Bryce and I gave in. We popped the big question. I spent a lot of time thinking about this big commitment and whether we should do it or not, but in the end, it seemed like the right choice. I already feel the weight of a million bricks lifted off my shoulder.
First of all though, I should mention that a week ago we had some very exciting news that Bryce’s dad was going to contribute a great deal of money for our wedding. This was a huge relief for both of us, as we both had been silently stressing over how we would pay for a wedding.
The budget is the first thing a couple is supposed to work out when starting to plan a wedding, but that’s easier said than done. How do you make up a budget when you have no idea how much things should reasonably cost?
And more importantly for me, how do I make up a reasonable budget when I have no money of my own to contribute towards the wedding and no idea what money is available to be spent?
As a couple that is about to married in about a year, we should be able to have good communication and open conversations about anything, but talking about money is such an awkward subject! Asking Bryce how much of his money I can spend on our wedding is no exception.
I mean, exactly how do you tell your soon-to-be husband that you want $3000 for your dream wedding dress or $5000 for a wedding planner because you have no idea what you’re doing? And that’s just the start of all the costs. How do you explain that venues and food can cost as much as $10,000 and a photographer another $5000? Even my jaws dropped at the realization of all these costs and it’s not even my wallet that is being emptied!
When Bryce’s dad first announced the dollar amount he was willing to give us, we were floored. To me, it seemed like an excessive amount of money, and more than we needed. I figured we could use half of the money and save the rest for a honeymoon. But it wasn’t until I started looking at real venues instead of doing a remote camping spot (since we could afford it now) that I realized how quickly that chunk of money would disappear.
When you haven’t planned a wedding or when you’re not the type of person to fall in love with pretty details, you don’t really understand how someone can spend so much on a wedding that really should just be a simple celebration of two individuals uniting and devoting their lives to each other.

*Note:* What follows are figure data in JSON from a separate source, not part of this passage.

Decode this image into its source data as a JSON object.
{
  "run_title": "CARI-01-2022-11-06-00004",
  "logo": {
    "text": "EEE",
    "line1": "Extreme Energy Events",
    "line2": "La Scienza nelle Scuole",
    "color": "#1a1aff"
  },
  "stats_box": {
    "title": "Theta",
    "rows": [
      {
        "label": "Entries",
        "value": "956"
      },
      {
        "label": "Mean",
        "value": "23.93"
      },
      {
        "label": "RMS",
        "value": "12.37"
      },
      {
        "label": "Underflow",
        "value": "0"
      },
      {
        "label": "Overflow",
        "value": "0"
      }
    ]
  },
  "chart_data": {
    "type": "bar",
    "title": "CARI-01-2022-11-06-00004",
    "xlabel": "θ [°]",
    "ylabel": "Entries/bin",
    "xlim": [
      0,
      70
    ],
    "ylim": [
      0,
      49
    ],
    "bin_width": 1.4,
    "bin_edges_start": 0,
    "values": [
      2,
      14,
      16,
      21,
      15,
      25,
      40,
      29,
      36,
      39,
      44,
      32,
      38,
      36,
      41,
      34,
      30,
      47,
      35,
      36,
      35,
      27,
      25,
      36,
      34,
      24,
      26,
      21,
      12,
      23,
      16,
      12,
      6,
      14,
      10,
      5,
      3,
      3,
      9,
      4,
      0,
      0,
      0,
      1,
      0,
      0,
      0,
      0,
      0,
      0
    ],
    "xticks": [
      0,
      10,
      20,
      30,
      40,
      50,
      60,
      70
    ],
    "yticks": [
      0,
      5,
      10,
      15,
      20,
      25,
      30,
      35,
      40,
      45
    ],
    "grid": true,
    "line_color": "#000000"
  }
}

I have struggled a lot in this past month of wedding planning with exactly how much I am comfortable spending on a wedding. Even though it’s technically not my own money that is being spent, it still hurts to see all that money being spent on flowers and decorations that will only last a day, fancy wooden chairs that will be sat in for a few hours, a dress that will be worn for an evening, a gorgeously decorated cake that will be eaten within a few minutes, invitations that will be quickly read and tossed in a drawer, and party favors that will be left untaken.
Additionally, I have struggled a lot with the fact that I will have such a small wedding and that less than 50 people will even see this elaborate party that I have designed and stressed over every detail for the past 12 months.
Why not just elope?
Bryce and I have already joked a million times now at each stressful financial climax, that we should just run off to Vegas. I think that sometimes he really is not kidding, but I am. I know it’s a lot of money to spend, but if we are going to have a celebration of the two of us, it should be a celebration that represents us. Vegas is far from who we are… although lounging by the pool with a margarita does not sound too unlike me.
But in the end, you really have to let go. We aren’t spending the money just for that day, we are spending it for a lifetime of memories — hence, why I justify spending a ton of money on a good photographer to capture the details of the day!
I guess it’s hard for people to rationalize spending a lot of money on something that is not concrete — like a car or house — but how many times do we get to spend money on something that isn’t just a silly material possession but still makes you really happy?
And unfortunately, I am the type of person to fall in love with pretty details. I simply can’t have a party and not let it be anything less than extraordinary. I want it to be a wedding that not only 50 wedding guests see, but one that is beautiful enough to be magazine worthy and that is eye candy for a hundred future brides to drool over, just as I did of many other couple’s published dreamy weddings.
Which brings me to my second point. A wedding planner.
One of my biggest struggles so far has been the decision to hire a wedding planner. While every blog and advice I read said hiring a wedding planner was just short of a necessity, I still found it hard to concede and part with thousands of dollars for a wedding planner. But in the end, I knew that, left to my own devices, I would probably design a wedding that looked like a child’s stuffed animal tea party, so I gave in (with the permission of Bryce first!).
After sending out several emails to wedding planners whose weddings I adored and rereading over responses for several days, the choice became perfectly clear.
The first wedding planner I emailed had impressed both Bryce and I right away. Although she was out for a wedding at the time that I first emailed her, she still took the time to respond really late at night the same day. She was fun and energetic and just our style — an important consideration for someone we would need to spend months planning and getting along with and someone that would be responsible for designing the most important day of our lives!
I had only hoped that none of the other subsequent planners I would email would be as cool as her…. and luck would have it, they weren’t!
After getting swift go-ahead from Bryce, we popped the question to our soon-to-be wedding planner, and we were on our merry way finding potential venues the very next day!